A Lamborghini Nobody Babied
Supercars usually live easy, pampered lives. One or two careful owners, low mileage, and a garage that’s cleaner than most kitchens. This Lamborghini Huracán didn’t get that treatment. YouTuber Rob Ferretti, who runs the exotic rental company Gotham Dream Cars, bought a 2019 Huracán Spyder and immediately put it to work in his fleet. Over the next five years, hundreds of customers drove the $260,000 V10-powered convertible, piling on 53,000 miles of launches, New York/Las Vegas city traffic, and first-time supercar excitement. When the time came to sell it, Ferretti filmed a full walkaround to show exactly what that kind of life does to a Lamborghini, potentially a useful guide to show what 50,000 miles of real, untampered mileage looks like.
superspeedersRob/YouTube
The Wear Is There, But It’s Not a Disaster
Visually, the front end took most of the punishment. The front bumper has several gravel chip marks and scratches from making contact with asphalt every now and then. The wheels are fine, but that’s because they’ve been restored a few times to cover some minor curb rash. Inside, the floor mats and the driver’s seat were the only items that appeared worn. Not surprising, because even passengers climb into it to experience what it’s like behind the wheel of a Lambo. In Ferretti’s fairly well-informed opinion, the overall condition sits somewhere around a six out of ten. Given the mileage and the sheer number of hands that touched it, that’s actually a decent score.

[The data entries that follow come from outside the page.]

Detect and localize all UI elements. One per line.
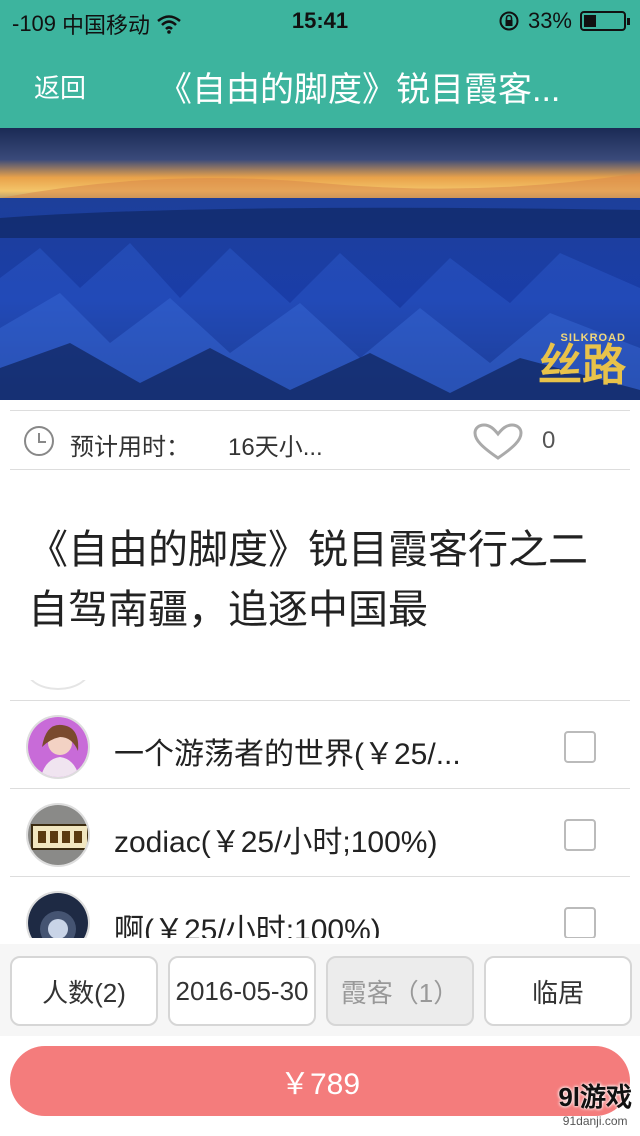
duration-label: 预计用时： (70, 434, 190, 461)
guide-name: 一个游荡者的世界(￥25/... (114, 738, 461, 771)
silkroad-logo: SILKROAD 丝路 (538, 332, 626, 391)
heart-icon[interactable] (472, 423, 524, 461)
list-item[interactable]: zodiac(￥25/小时;100%) (10, 788, 630, 876)
clock-icon (24, 426, 54, 456)
page-title: 《自由的脚度》锐目霞客... (158, 71, 561, 109)
avatar (26, 680, 90, 690)
price-button[interactable]: ￥789 (10, 1046, 630, 1116)
site-watermark: 9l游戏 91danji.com (558, 1082, 632, 1128)
list-item[interactable]: 啊(￥25/小时;100%) (10, 876, 630, 938)
battery-percent: 33% (527, 8, 572, 33)
guide-checkbox[interactable] (564, 819, 596, 851)
article-title-card: 《自由的脚度》锐目霞客行之二 自驾南疆，追逐中国最 (10, 480, 630, 680)
avatar (26, 803, 90, 867)
status-right: 33% (498, 8, 630, 34)
hero-image: SILKROAD 丝路 (0, 128, 640, 400)
guide-checkbox[interactable] (564, 907, 596, 938)
nav-bar: 返回 《自由的脚度》锐目霞客... (0, 40, 640, 128)
guide-list: 一个游荡者的世界(￥25/... zodiac(￥25/小时;100%) 啊(￥… (10, 680, 630, 938)
checkout-area: ￥789 9l游戏 91danji.com (0, 1036, 640, 1136)
duration-value: 16天小... (228, 434, 323, 461)
trip-info-row: 预计用时： 16天小... 0 (10, 410, 630, 470)
avatar (26, 715, 90, 779)
linju-button[interactable]: 临居 (484, 956, 632, 1026)
options-bar: 人数(2) 2016-05-30 霞客（1） 临居 (0, 944, 640, 1036)
back-button[interactable]: 返回 (34, 68, 86, 105)
guide-name: zodiac(￥25/小时;100%) (114, 826, 438, 859)
list-item[interactable]: 一个游荡者的世界(￥25/... (10, 700, 630, 788)
rotation-lock-icon (499, 11, 519, 31)
battery-icon (580, 11, 630, 31)
xiake-button[interactable]: 霞客（1） (326, 956, 474, 1026)
article-title: 《自由的脚度》锐目霞客行之二 自驾南疆，追逐中国最 (28, 528, 588, 632)
guide-name: 啊(￥25/小时;100%) (114, 914, 381, 938)
date-button[interactable]: 2016-05-30 (168, 956, 316, 1026)
avatar (26, 891, 90, 938)
people-count-button[interactable]: 人数(2) (10, 956, 158, 1026)
guide-checkbox[interactable] (564, 731, 596, 763)
status-bar: -109 中国移动 15:41 33% (0, 0, 640, 40)
like-count: 0 (542, 427, 556, 454)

The Mechanical Story Changes Everything
A rental Lamborghini lives a much more stressful life than a privately owned car. Most of those 53,000 miles were probably short blasts of enthusiasm as opposed to Sunday cruises. The repeated cold starts, aggressive launches, and inexperienced drivers that are typical of a rental fleet will generally cut down on a car’s life expectancy.
superspeedersRob/YouTube
But here’s the surprising part. Despite five years of rental duty, the Huracán never needed major repairs. According to Ferretti, the car required nothing beyond routine maintenance: regular oil changes and two complete brake jobs. Apparently, the dual-clutch transmission still shifts cleanly, the steering remains tight, and the 5.2-liter V10 pulls just as violently as it did when new. The only point to note was a slightly squeaky retractable convertible top. For a car that spent its life being driven by strangers, many of them experiencing a Lamborghini for the first time, that level of durability is genuinely impressive.
superspeedersRob/YouTube
Exotic cars are often assumed to be fragile, but modern Lamborghinis share more engineering DNA with Audi than many people realize, and the Huracán’s durability in this case backs that up. In a strange way, the rental life may have helped the car. Because the Huracán was part of a business fleet, it was maintained on schedule and repaired immediately when something broke — something many privately owned supercars can’t always claim.